Evernote loves tablets. We’ve got a long and storied history with tablets of all kinds. Got an old tablet lying around somewhere? Chances are we either developed technology for it, had applications that ran on it, or both. Usually both.
Remember the awesome Apple Newton? Evernote’s current R&D engineers developed the handwriting recognition technology that made it so notable (and ahead of its time). Remember those Doonesbury strips making fun of the Newton? You know who cried when those came out? We did. Well, not me personally, I was in college and the Newton was at the top of my unattainable gadget drool-list, but the guys sitting next to me right now clutching their Newton prototypes while watching the Apple liveblogs did. I’ve got those Doonesbury strips in my Evernote account now.
We’ve also been on just about every other form of tablet known to man. The original version of Evernote was written to run on Tablet PCs and the digital ink technology in the current version of Evernote for Windows is still the best in the industry. I even use an old Hitachi slate as a drink tray at home. Tablets are our roots, man. Our roots.
So naturally, we’ve been getting a lot of questions lately about our plans for supporting Apple’s hitherto-mythical tablet device, but we’ve avoided answering them just in case it turned out not to be a tablet but, um, a shoe or something. Still, we always hoped it’d be a tablet. You always remember your first love…
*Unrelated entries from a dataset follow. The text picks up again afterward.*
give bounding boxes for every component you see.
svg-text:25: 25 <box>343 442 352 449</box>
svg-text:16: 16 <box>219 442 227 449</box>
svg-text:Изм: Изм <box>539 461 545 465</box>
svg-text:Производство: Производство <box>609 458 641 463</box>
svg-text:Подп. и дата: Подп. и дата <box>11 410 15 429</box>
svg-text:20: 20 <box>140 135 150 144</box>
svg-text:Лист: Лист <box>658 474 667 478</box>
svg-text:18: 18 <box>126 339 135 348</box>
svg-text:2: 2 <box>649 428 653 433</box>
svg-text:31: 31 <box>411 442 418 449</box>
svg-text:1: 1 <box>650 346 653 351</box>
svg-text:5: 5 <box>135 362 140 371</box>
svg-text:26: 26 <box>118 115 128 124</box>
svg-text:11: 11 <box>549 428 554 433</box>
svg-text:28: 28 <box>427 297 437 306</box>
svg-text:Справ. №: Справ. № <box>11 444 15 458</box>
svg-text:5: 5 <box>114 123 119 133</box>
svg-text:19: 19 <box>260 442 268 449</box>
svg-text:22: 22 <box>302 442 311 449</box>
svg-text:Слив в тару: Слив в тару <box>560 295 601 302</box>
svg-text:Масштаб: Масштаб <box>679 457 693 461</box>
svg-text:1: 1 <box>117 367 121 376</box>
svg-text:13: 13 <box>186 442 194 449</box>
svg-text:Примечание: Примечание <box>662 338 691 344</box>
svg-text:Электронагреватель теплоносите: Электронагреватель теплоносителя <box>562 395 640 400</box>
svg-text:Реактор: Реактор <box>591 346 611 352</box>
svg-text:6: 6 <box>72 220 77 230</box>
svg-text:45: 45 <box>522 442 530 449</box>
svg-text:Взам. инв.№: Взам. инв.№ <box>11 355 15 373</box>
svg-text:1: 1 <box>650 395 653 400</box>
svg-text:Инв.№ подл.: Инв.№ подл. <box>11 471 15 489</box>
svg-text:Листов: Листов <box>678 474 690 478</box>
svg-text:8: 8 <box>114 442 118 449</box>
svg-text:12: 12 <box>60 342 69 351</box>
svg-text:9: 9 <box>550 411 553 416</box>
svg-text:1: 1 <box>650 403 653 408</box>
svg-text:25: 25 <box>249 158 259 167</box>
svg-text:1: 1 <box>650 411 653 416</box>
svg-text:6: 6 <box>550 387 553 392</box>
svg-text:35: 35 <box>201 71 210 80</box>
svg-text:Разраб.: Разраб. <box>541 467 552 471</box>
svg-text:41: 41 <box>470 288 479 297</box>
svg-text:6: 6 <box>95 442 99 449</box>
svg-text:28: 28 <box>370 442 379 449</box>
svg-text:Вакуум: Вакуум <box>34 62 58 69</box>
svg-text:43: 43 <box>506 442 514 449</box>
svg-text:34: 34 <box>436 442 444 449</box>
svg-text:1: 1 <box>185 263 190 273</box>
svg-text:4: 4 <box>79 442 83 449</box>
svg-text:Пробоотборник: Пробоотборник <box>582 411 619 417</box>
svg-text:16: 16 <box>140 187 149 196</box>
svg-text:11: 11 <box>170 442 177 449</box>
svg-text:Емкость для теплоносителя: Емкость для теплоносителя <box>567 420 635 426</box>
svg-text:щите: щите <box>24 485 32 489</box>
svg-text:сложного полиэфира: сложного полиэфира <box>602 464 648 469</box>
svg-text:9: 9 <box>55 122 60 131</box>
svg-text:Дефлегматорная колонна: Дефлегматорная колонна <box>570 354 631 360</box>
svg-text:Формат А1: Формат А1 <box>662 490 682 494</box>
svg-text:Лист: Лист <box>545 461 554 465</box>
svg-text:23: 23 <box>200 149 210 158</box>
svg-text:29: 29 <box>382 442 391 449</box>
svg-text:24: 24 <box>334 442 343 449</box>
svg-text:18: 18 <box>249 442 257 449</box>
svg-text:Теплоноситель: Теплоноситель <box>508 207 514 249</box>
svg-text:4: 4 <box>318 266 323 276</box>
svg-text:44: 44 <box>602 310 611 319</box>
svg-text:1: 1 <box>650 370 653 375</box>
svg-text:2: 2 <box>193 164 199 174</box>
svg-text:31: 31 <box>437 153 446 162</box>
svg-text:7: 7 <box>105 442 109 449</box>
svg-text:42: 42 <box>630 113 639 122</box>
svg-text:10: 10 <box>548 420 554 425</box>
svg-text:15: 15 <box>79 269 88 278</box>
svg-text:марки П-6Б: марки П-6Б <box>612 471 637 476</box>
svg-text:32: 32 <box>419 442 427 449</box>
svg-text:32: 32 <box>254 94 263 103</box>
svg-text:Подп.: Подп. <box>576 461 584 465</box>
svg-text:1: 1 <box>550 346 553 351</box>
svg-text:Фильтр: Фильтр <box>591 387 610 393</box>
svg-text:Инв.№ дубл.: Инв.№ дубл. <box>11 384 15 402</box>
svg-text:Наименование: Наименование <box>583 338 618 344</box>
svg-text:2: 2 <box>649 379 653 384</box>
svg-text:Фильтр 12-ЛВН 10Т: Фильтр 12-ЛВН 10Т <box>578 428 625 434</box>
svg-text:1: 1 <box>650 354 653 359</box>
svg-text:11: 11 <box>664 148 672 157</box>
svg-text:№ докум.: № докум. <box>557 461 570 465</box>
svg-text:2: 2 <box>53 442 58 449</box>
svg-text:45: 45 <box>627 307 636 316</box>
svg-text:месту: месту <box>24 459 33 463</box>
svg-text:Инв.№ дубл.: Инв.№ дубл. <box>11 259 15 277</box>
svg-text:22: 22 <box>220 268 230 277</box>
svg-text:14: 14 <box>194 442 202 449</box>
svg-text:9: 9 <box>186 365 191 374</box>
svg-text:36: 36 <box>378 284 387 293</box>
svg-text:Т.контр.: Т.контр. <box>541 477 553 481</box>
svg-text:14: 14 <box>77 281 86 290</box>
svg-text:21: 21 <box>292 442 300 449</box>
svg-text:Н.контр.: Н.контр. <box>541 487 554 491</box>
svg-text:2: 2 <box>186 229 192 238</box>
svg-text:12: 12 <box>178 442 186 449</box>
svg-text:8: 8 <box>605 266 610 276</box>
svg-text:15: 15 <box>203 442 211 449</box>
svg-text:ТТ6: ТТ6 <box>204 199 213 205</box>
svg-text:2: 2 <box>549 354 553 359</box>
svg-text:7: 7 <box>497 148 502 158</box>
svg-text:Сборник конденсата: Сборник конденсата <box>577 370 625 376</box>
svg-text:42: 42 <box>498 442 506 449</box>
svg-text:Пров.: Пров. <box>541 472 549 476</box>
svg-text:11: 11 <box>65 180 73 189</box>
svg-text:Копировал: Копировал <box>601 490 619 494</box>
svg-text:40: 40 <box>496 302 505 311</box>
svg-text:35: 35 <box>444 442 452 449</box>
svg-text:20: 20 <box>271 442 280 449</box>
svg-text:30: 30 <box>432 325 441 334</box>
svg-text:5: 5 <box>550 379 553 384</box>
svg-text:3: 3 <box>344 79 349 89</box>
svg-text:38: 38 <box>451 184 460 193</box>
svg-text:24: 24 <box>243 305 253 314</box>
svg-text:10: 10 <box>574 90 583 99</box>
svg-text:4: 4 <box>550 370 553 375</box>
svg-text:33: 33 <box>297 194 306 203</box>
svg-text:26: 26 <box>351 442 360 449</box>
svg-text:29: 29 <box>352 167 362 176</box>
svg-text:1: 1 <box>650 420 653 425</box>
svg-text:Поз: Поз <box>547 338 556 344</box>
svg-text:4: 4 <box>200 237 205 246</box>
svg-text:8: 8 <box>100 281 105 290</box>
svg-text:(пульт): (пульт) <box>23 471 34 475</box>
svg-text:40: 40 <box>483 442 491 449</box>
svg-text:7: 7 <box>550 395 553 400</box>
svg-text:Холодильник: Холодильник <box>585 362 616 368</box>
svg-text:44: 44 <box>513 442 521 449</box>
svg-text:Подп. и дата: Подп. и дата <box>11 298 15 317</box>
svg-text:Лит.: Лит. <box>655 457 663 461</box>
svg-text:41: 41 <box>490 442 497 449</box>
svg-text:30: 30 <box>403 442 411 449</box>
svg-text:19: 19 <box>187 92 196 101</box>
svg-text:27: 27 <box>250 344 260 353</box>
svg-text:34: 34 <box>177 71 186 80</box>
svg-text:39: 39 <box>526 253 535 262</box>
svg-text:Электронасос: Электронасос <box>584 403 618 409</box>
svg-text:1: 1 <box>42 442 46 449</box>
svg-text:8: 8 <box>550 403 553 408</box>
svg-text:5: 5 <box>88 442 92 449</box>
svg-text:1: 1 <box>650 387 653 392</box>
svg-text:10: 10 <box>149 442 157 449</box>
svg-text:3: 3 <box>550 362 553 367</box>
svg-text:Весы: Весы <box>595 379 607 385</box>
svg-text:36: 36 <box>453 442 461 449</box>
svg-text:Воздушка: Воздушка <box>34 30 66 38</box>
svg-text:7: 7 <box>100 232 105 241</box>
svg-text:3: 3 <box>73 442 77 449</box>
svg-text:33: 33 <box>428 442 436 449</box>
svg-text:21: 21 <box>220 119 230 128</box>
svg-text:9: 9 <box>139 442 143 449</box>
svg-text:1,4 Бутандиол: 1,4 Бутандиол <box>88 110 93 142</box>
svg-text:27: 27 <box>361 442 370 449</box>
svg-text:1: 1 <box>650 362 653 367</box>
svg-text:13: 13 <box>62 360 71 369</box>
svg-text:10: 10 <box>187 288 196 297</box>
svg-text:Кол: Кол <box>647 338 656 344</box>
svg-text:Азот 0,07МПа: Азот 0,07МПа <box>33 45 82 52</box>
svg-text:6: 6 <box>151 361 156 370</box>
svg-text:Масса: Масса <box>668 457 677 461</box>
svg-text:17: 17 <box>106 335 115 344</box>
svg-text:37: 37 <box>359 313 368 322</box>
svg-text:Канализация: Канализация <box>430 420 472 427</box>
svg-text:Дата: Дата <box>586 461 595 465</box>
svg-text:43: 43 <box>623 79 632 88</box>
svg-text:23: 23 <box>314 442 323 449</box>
Anyway, now that the iPad has officially gone from “imminent!!” to “just announced!!” we can officially spill the beans on our official plans for Evernote on it. Here’s we go:
Evernote is going to support the Apple iPad. Oh Yeah. We’re gonna support the hell out of it. We’re glad to see that the current Evernote iPhone app will run on the iPad without modification, but we’ll be modifying it anyway to optimize the experience on the larger device. Oh how we’ll be modifying it! Expect rapid improvements to our iPhone app which will benefit all of our iPhone, iPod Touch and, now, iPad users in the near future.
Ok, so we’re excited by the iPad itself, and by the HP Slate, and the Sony VAIO L series, and the Nvidia Tegra, and by the added light that these and other devices will shine on touch computing in general. I’m looking at some happy engineers right now.